## S675: Statistical Learning And High-dimensional Data Analysis

### Class Description

S675 explores a variety of methods for detecting structure in multivariate data sets. Major topics include dimension reduction (principal component analysis, multidimensional scaling, manifold learning), unsupervised learning (k-means clustering, spectral clustering), and supervised learning (linear discriminant analysis, support vector machines, nearest neighbor classification).

### Class Information

**Semester(s): **Fall

**Semester(s) Offered: ** Fall

**Class time: **
Monday, Wednesday, Friday : 1:25-2:15

**Website: **http://mypage.iu.edu/~mtrosset/675.html

### Contact Information

**Instructor: **Michael Trosset - mtrosset@indiana.edu

**Other Contact(s): ** Michael Trosset - mtrosset@indiana.edu

### Other Details

**Sequence: ** S675 is not yet part of a sequence.
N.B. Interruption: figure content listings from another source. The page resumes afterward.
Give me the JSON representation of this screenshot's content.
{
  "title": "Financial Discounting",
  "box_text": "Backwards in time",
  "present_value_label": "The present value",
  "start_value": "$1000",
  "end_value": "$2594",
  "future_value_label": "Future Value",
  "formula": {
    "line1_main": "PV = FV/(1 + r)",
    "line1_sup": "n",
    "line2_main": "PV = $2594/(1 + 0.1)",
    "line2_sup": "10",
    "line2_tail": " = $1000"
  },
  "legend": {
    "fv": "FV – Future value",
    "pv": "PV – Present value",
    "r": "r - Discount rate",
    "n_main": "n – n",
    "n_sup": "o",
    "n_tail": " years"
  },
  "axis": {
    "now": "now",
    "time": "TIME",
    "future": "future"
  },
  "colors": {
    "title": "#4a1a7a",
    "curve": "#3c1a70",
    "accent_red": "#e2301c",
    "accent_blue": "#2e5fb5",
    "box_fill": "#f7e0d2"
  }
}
The Department of Statistics and the School of Informatics & Computing hope to coordinate and organize their various courses on machine learning into a 4-course sequence.

**Prerequisites: ** A course in linear algebra is essential. S675 makes extensive use of matrix notation and several matrix factorizations. Some familiarity with vector calculus is also assumed. STAT-S 710 provides more than sufficient background.

**Algebra Required?: ** Used extensively throughout the course, including proofs and homework assignments.

**Calculus Required?: ** Used primarily for concepts and derivations.

**Recommended follow-up classes: ** The Department of Statistics sometimes offers more advanced courses on related topics, e.g., machine learning and model selection.

**Substantive Orientation: ** Any discipline that is concerned with high-dimensional data. Such data can arise in various ways, often as multiple measurements on each of several objects/subjects, as in text mining of microarray experiments, but also as measurements of pairwise proximi

**Statistical Orientation: ** Most of the methods studied in S675 do not assume probability models.

**Books used: ** Lecture notes and journal articles provided by the instructor. See the S675 web page.

**Applied/Theoretical: ** Intermediate. S675 is closely related to, but somewhat more theoretical than SOIC-B 565 (Data Mining) and SOIC-B 555 (Machine Learning).

**Software Used: **
R

**How the software is used: ** Students write programs that implement the methods studied in S675. They use these programs and/or programs written by others to analyze data.

**Problem Sets: ** Weekly.

**Data Analysis: ** Yes, but primary emphasis is on understanding how the methods work. Small, synthetic data sets often serve this objective better than large, real data sets.

**Presentations: ** Each student writes a paper on a topic related to the topics discussed in class.

**Exams: ** No

**Keywords: ** machine learning, multivariate structure, dimension reduction, cluster analysis, classification.